Cause and effect analysis is a technique for identifying the possible causes of a problem or effect. The technique uses a Cause and Effect Diagram to record the possible causes as they are suggested.
When should you use it?
Use this tool when you want to establish the cause of an effect. The effect may be either a problem or a desirable effect — when something desirable has happened it is useful to find out what caused it so you can make it happen again.
Constructing a Cause and Effect Diagram
Establish what the problem, or effect, is. It must be stated in clear and concise terms, agreed by everyone.
Write the effect (problem) in a box on the right and draw a long line pointing to the box.

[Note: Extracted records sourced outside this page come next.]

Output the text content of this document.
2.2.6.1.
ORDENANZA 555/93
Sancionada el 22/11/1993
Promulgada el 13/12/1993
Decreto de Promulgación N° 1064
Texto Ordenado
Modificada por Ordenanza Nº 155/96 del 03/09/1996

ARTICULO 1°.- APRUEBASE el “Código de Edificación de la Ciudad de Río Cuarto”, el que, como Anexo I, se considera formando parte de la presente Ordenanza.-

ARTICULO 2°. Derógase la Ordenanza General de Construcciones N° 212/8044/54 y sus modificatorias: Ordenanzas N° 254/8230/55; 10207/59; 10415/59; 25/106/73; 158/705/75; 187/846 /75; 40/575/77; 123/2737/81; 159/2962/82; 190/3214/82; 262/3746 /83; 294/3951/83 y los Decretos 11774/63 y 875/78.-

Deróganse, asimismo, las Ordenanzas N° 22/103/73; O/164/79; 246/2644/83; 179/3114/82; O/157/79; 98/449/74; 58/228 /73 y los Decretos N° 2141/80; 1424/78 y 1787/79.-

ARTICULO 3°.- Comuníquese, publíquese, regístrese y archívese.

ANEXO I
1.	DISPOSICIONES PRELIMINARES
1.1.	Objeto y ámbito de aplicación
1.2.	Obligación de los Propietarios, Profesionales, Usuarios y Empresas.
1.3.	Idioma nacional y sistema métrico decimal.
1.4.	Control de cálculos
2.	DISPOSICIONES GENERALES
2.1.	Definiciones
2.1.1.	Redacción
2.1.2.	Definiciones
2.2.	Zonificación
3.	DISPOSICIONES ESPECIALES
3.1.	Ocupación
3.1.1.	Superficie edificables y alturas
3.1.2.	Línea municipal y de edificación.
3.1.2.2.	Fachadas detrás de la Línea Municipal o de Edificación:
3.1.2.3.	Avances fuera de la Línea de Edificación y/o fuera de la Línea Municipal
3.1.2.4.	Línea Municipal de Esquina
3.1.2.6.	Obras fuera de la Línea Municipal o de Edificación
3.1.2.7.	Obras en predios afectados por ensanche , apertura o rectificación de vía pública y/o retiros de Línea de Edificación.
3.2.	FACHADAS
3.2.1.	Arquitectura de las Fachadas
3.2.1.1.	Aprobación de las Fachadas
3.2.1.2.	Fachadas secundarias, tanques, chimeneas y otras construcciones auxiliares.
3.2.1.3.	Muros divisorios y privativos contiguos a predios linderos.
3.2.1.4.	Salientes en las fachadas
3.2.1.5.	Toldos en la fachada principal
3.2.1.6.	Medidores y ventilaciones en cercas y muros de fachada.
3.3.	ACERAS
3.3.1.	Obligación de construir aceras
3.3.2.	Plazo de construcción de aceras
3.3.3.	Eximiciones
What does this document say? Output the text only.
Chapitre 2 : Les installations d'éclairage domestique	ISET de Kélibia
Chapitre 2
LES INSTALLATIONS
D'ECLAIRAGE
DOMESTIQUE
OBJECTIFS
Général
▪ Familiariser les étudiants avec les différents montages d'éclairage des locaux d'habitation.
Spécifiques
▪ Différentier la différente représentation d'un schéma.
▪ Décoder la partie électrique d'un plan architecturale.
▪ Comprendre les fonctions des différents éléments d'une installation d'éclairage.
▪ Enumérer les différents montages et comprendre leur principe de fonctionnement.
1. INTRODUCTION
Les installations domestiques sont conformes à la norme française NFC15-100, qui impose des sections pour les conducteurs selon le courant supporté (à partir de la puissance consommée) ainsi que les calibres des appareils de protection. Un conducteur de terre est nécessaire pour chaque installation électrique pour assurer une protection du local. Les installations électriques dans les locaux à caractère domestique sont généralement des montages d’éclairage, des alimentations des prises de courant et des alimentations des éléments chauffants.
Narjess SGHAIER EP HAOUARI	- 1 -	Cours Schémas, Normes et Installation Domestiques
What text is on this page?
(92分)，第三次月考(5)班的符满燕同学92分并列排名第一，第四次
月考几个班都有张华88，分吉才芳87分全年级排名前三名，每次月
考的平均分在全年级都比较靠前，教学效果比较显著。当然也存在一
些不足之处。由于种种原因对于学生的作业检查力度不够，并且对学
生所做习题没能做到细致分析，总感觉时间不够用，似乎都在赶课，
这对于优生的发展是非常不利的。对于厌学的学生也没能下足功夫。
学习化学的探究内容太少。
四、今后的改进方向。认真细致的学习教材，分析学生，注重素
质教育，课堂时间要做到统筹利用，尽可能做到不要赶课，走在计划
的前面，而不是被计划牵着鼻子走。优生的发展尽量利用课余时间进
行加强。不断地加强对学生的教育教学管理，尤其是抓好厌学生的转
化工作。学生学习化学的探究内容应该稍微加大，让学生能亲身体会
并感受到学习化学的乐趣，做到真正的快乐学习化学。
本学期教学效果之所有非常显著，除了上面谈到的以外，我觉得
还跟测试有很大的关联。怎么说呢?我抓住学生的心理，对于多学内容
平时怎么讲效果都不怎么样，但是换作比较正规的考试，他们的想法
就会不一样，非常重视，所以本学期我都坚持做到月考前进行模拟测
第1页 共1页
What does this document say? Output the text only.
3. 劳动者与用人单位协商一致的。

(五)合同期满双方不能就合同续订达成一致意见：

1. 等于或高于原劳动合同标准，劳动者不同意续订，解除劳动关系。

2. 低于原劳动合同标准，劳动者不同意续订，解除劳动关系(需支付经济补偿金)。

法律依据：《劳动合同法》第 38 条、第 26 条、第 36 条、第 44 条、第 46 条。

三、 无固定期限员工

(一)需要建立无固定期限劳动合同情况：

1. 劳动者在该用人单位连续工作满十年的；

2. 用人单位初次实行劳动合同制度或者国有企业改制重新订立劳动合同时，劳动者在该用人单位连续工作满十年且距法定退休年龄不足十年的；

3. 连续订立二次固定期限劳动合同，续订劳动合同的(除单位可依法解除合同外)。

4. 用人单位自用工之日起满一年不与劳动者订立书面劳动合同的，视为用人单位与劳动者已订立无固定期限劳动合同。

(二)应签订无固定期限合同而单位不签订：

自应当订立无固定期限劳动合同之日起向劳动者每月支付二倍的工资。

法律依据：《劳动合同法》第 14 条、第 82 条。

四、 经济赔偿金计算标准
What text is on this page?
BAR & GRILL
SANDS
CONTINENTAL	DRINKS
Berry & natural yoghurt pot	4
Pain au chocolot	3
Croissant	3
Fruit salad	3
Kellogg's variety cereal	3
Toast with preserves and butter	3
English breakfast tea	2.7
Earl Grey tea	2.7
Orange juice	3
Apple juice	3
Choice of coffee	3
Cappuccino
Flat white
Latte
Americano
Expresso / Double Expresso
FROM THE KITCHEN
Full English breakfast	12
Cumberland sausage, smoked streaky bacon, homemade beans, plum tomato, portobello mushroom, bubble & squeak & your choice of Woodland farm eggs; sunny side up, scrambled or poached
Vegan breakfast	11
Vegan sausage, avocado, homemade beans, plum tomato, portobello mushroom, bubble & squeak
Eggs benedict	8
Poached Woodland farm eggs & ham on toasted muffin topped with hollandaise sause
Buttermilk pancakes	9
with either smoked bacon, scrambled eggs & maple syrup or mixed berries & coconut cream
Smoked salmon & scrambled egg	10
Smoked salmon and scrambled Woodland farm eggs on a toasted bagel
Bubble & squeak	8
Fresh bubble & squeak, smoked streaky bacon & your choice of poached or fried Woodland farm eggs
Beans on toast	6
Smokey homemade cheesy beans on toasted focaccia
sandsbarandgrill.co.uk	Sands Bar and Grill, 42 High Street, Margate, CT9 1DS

Decide the major categories of causes. This may be done in several ways:
- Using standard categories such as the 4Ms (Machines, Materials, Methods, Manpower) or PEMPEM (Plant, Equipment, Materials, People, Environment, Methods).
When the effect results from a recognisable process or set of activities, the major steps in the process can be used.
Write the major categories in boxes parallel to, and some distance from, the main line. Connect them to the main line with slanting arrows.
Brainstorm for possible causes.
Add the causes to the diagram clustered around the major causes they influence.
Divide and sub-divide the causes to show how they interact, and draw links between causes that are related. If the diagram becomes too crowded, move one or more categories to a new sheet of paper.
Evaluate and analyse the possible causes.
Decide and act.
This will probably involve using other tools. For example, in order to verify some of the possible causes identified you may need to collect data (using checksheets) and analyse it (Pareto Analysis, graphs, etc.).